As great as Gasol is, and these playoffs are helping his case as the best center in the NBA, Randolph will likely be the deciding factor in whether Memphis can pull the “upset” for the second time in three years. In 2011, he averaged 21.5 points and 9.2 rebounds against the Spurs, and his big late-series contributions against both the Clippers and the Thunder were decisive. The 2013 Spurs are slightly better equipped to deal with Randolph than they were in 2011, thanks to Tiago Splitter, but it goes without saying that San Antonio hasn’t seen anything like Randolph’s low-post abilities so far during the playoffs.

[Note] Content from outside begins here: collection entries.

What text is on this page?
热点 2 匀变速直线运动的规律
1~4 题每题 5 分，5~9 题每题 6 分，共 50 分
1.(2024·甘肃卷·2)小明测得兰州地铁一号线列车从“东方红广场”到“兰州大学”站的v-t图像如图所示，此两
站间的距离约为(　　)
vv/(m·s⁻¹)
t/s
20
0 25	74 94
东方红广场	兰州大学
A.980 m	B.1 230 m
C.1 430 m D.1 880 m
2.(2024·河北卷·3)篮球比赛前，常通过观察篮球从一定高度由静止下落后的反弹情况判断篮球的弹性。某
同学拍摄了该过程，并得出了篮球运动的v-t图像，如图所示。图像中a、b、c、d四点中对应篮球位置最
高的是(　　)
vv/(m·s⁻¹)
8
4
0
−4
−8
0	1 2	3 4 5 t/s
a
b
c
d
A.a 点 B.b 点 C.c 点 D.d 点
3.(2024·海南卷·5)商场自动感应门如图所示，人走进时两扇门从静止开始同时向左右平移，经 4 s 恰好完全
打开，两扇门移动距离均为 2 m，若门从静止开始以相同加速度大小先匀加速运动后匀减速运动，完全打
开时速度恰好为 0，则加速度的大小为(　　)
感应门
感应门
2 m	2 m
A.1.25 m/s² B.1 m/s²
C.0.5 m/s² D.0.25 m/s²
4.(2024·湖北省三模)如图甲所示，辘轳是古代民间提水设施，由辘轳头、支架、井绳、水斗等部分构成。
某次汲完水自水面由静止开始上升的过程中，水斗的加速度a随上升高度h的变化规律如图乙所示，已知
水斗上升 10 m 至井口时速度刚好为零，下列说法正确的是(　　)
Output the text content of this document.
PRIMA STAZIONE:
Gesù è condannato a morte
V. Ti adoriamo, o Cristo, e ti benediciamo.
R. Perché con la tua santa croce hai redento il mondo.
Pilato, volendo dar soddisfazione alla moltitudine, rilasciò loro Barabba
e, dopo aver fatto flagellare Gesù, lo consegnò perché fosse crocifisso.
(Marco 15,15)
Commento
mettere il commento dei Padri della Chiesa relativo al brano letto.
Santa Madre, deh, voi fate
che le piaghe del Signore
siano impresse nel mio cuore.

Memphis will head to the Finals if it continues to play the unshakable style the Grizzlies have been playing for the last month and through the force of Randolph’s foul-drawing, second-chance opportunity-creating, deep-post pump-faking offense. If the Spurs slip up, whether due to nagging injuries, foul trouble or off shooting nights, the Grizzlies are perfectly-positioned to catch them slipping, even if they lack an elite perimeter scorer.
Why The Spurs Will Win
San Antonio is facing its third distinct challenge of the 2013 playoffs. In sweeping the undermanned Lakers in Round 1, it had to conquer boredom. In dashing the Warriors’ hopes in round two, it had to unravel the magical shooting performances of Stephen Curry and Klay Thompson. Here, it will be tasked with bathing in blood, sweat and tears against a Grizzlies team that has succeeded in bending its opponents to its will and deliberate style of play throughout the postseason.

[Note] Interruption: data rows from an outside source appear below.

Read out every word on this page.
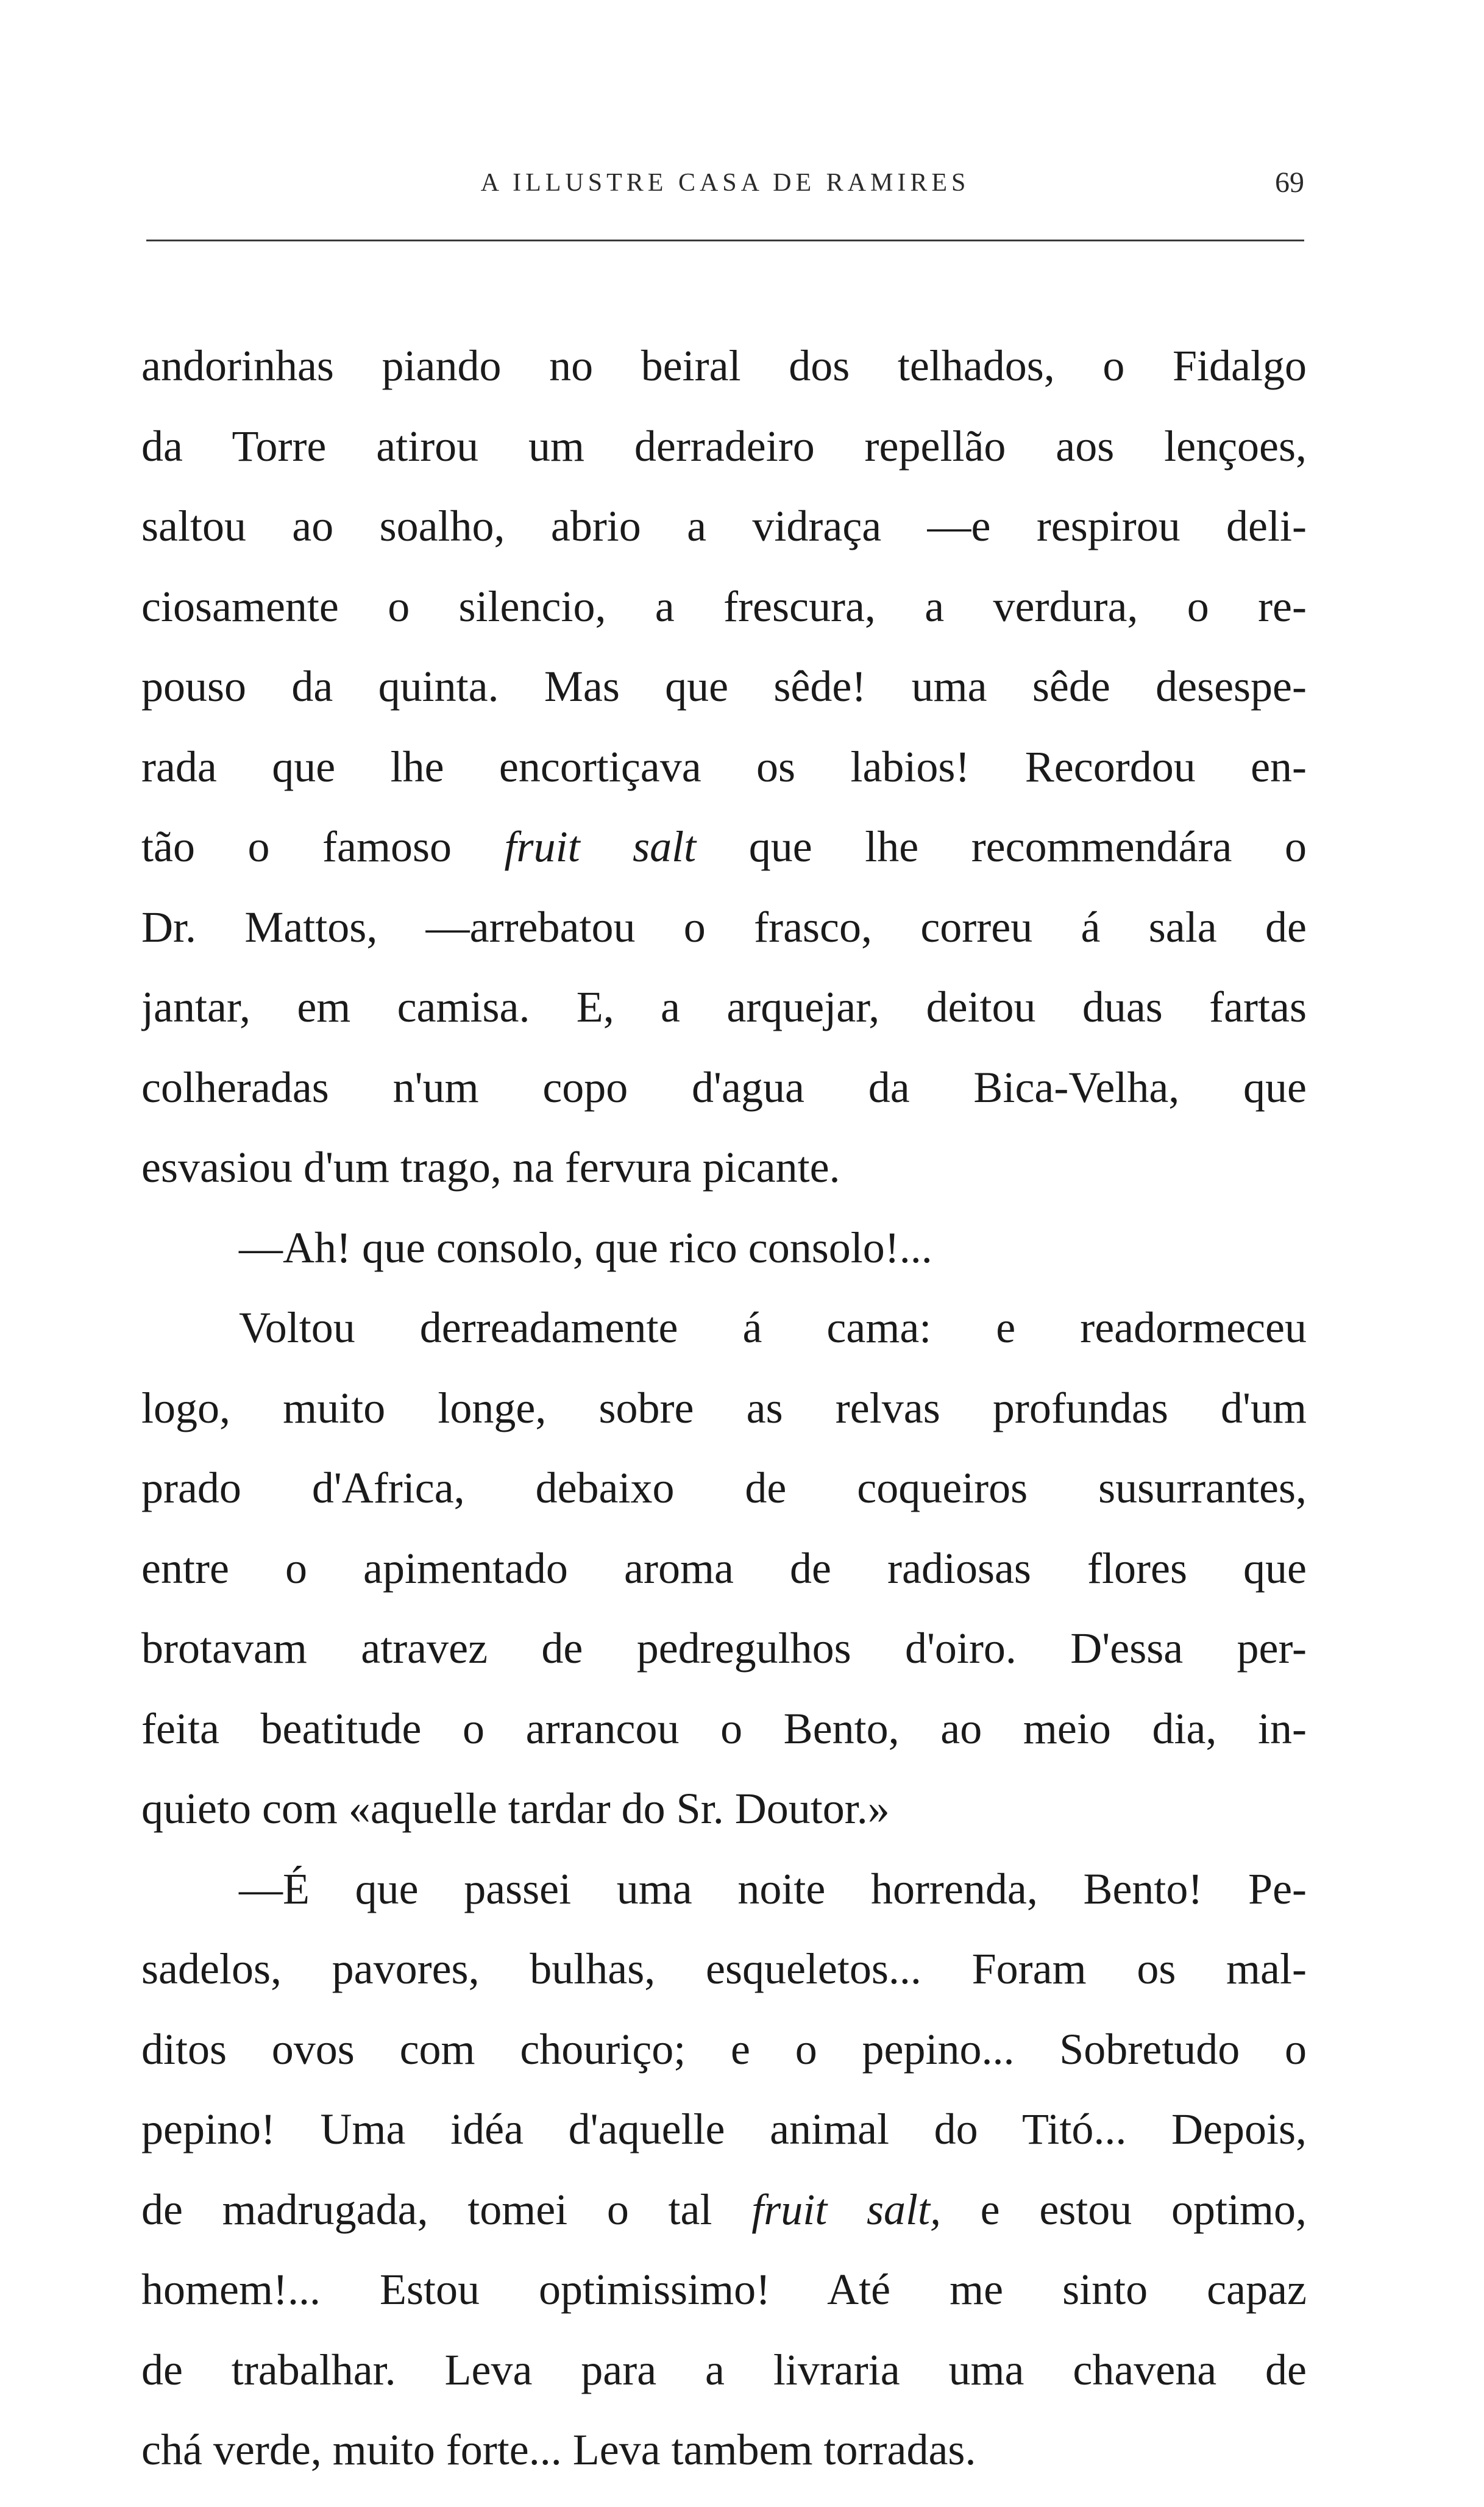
A ILLUSTRE CASA DE RAMIRES	69
andorinhas piando no beiral dos telhados, o Fidalgo
da Torre atirou um derradeiro repellão aos lençoes,
saltou ao soalho, abrio a vidraça —e respirou deli-
ciosamente o silencio, a frescura, a verdura, o re-
pouso da quinta. Mas que sêde! uma sêde desespe-
rada que lhe encortiçava os labios! Recordou en-
tão o famoso fruit salt que lhe recommendára o
Dr. Mattos, —arrebatou o frasco, correu á sala de
jantar, em camisa. E, a arquejar, deitou duas fartas
colheradas n'um copo d'agua da Bica-Velha, que
esvasiou d'um trago, na fervura picante.
—Ah! que consolo, que rico consolo!...
Voltou derreadamente á cama: e readormeceu
logo, muito longe, sobre as relvas profundas d'um
prado d'Africa, debaixo de coqueiros susurrantes,
entre o apimentado aroma de radiosas flores que
brotavam atravez de pedregulhos d'oiro. D'essa per-
feita beatitude o arrancou o Bento, ao meio dia, in-
quieto com «aquelle tardar do Sr. Doutor.»
—É que passei uma noite horrenda, Bento! Pe-
sadelos, pavores, bulhas, esqueletos... Foram os mal-
ditos ovos com chouriço; e o pepino... Sobretudo o
pepino! Uma idéa d'aquelle animal do Titó... Depois,
de madrugada, tomei o tal fruit salt, e estou optimo,
homem!... Estou optimissimo! Até me sinto capaz
de trabalhar. Leva para a livraria uma chavena de
chá verde, muito forte... Leva tambem torradas.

The Spurs’ hopes rest largely on their elite balance. During the regular season, they finished No. 7 in offensive efficiency and No. 3 in defensive efficiency. Only Miami and Oklahoma City could beat that level of performance on both sides of the ball. San Antonio has only gotten better in the postseason, ranking No. 2 on offense and No. 3 on defense; only Miami (No. 1 on offense and No. 2 on defense) has a better postseason track record, and the Grizzlies’ excellent defense has carried an offensive that lacks perimeter firepower and ranked just 18th during the regular season.
While it must be mentioned that the Spurs’ numbers were goosed a bit thanks to the D-League caliber of the Lakers, their play in taking the final three of four against the Warriors was truly impressive. San Antonio held a high-powered Golden State attack to just 90.5 points over those four games, finding ways to limit Curry and make Thompson essentially disappear. That defense has sustained them through ups and downs on offense, as Parker and Ginobili have both struggled at times with their consistency, and it should sustain them in a grinding series against a Memphis team that made fairly quick work of the Thunder without ever cracking 100 points in regulation. Should San Antonio prevail, it will likely do so by squeezing more points out of low-possession games thanks to their three-point shooting, which ranked second in the league this season, and the old (fairly) reliable trio of Parker, Duncan and Ginobili.